L’asset integra l’uso del robot nel mondo reale con una serie di incentivi on-chain. Gli utenti dei prodotti Rice, sia aziende che privati, guadagnano token attraverso l’interazione: le conversazioni e i comandi che diventano dati di addestramento per l’AI, consentono alla comunità di ottenere premi e funzionalità premium e una partecipazione diretta all’ecosistema. Questo approccio, orientato alla condivisione dei dati guidata dalla comunity, democratizza robotica e intelligenza artificiale, garantendo scalabilità, trasparenza ed efficienza.
Un ecosistema sempre più decentralizzato
Da tempo Rice Robotics sta lavorando a collaborazioni con realtà del mondo crittografico e all’affermazione di un sistema DePAI, combinazione di intelligenza artificiale, robotica fisica e infrastrutture decentralizzate come le DePIN. Lo scorso aprile la società hongkonghese ha lanciato con l’ecosistema Floki il robot Floki Minibot M1, l’esperimento di riferimento alimentato dall’intelligenza artificiale per collegare robotica, blockchain e premi tokenizzati. Il robot è stato completamente tokenizzato grazie al lavoro di TokenFI, la piattaforma proprietaria di Floki per la tokenizzazione di beni del mondo reale e prima in assoluto a svolgere un’operazione del genere.

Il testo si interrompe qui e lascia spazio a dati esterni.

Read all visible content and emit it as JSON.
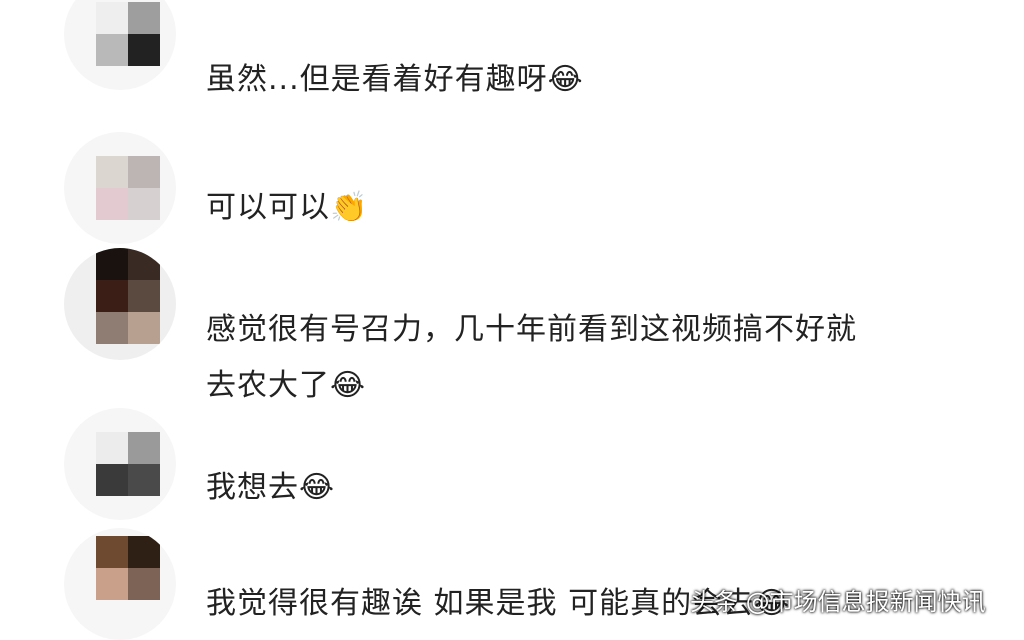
{
  "comments": [
    {
      "text": "虽然...但是看着好有趣呀",
      "emoji": "😂",
      "avatar_colors": [
        "#eeeeee",
        "#9e9e9e",
        "#b9b9b9",
        "#222222"
      ]
    },
    {
      "text": "可以可以",
      "emoji": "👏",
      "avatar_colors": [
        "#dcd6d0",
        "#bdb5b3",
        "#e2cad0",
        "#d6d0d0"
      ]
    },
    {
      "text_line1": "感觉很有号召力，几十年前看到这视频搞不好就",
      "text_line2": "去农大了",
      "emoji": "😂",
      "avatar_colors": [
        "#1a120e",
        "#3a2a24",
        "#3b1f17",
        "#5a4a40",
        "#8f7d73",
        "#b8a090"
      ]
    },
    {
      "text": "我想去",
      "emoji": "😂",
      "avatar_colors": [
        "#ececec",
        "#9a9a9a",
        "#3a3a3a",
        "#4a4a4a"
      ]
    },
    {
      "text": "我觉得很有趣诶 如果是我 可能真的会去",
      "emoji": "😂",
      "avatar_colors": [
        "#6e4a30",
        "#2f2016",
        "#c9a08a",
        "#7d6355"
      ]
    }
  ],
  "watermark": "头条 @市场信息报新闻快讯"
}
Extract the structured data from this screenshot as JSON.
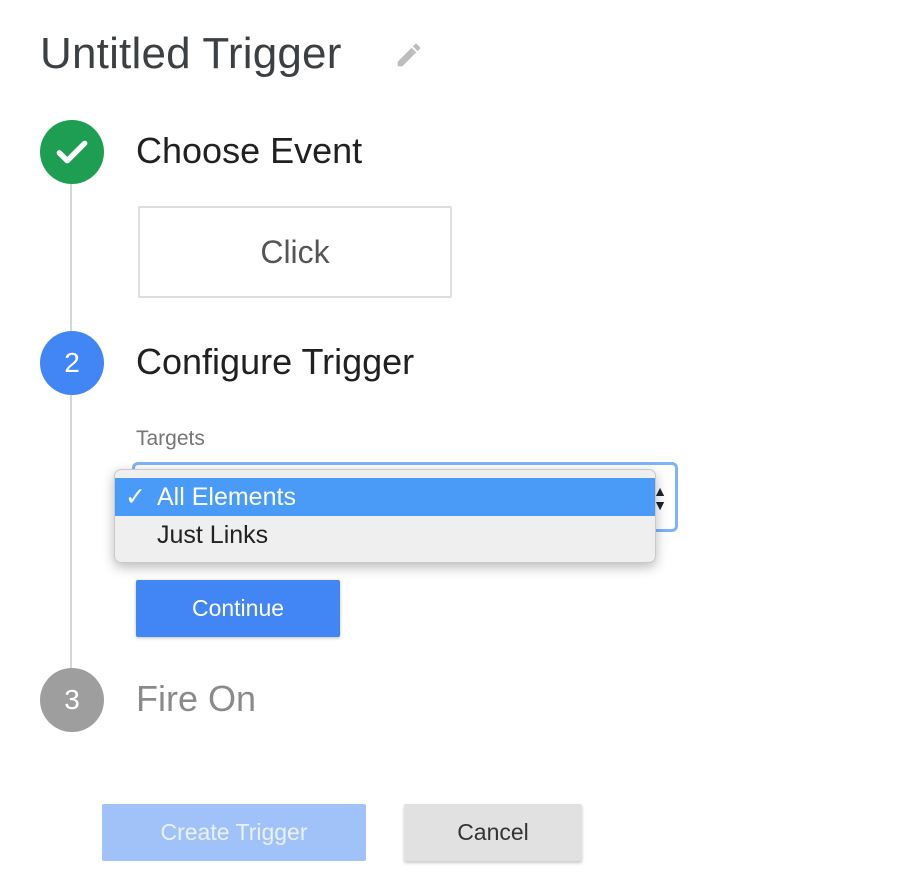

La vendita dell’utility token $RICE comincia il 5 agosto tramite il TokenFi Launchpad. È il passo iniziale di un percorso che punta ad alimentare un mercato decentralizzato di dati per robot dotati di intelligenza artificiale. Il token sostiene la rete decentralizzata di Rice, nella quale la comunità contribuisce attivamente all’addestramento dei modelli AI e riceve ricompense in $RICE. Questi dati verranno poi venduti ad aziende e laboratori che necessitano di set di addestramento specializzati. I modelli sviluppati internamente e allenati con questi dataset saranno offerti con pacchetti di abbonamento, con sconti per i pagamenti in $RICE.
La prevendita da 750.000 dollari rappresenta il 10% del totale di 1 miliardo di token, con una valutazione complessiva di 7,5 milioni. Tra i partner per il lancio ci sono Floki, l’ecosistema blockchain BNB Chain e la società di market making e investimento nel settore delle criptovalute DWF Labs. Le sensazioni iniziali sono più che positive, considerando il successo di Floki Minibot M1: al momento del lancio nel maggio scorso, le 800 unità del robot sono andate esaurite in prevendita nel giro di 24 ore. A coronamento di questo successo, i possessori avranno diritto a un airdrop di $RICE al momento della generazione del token.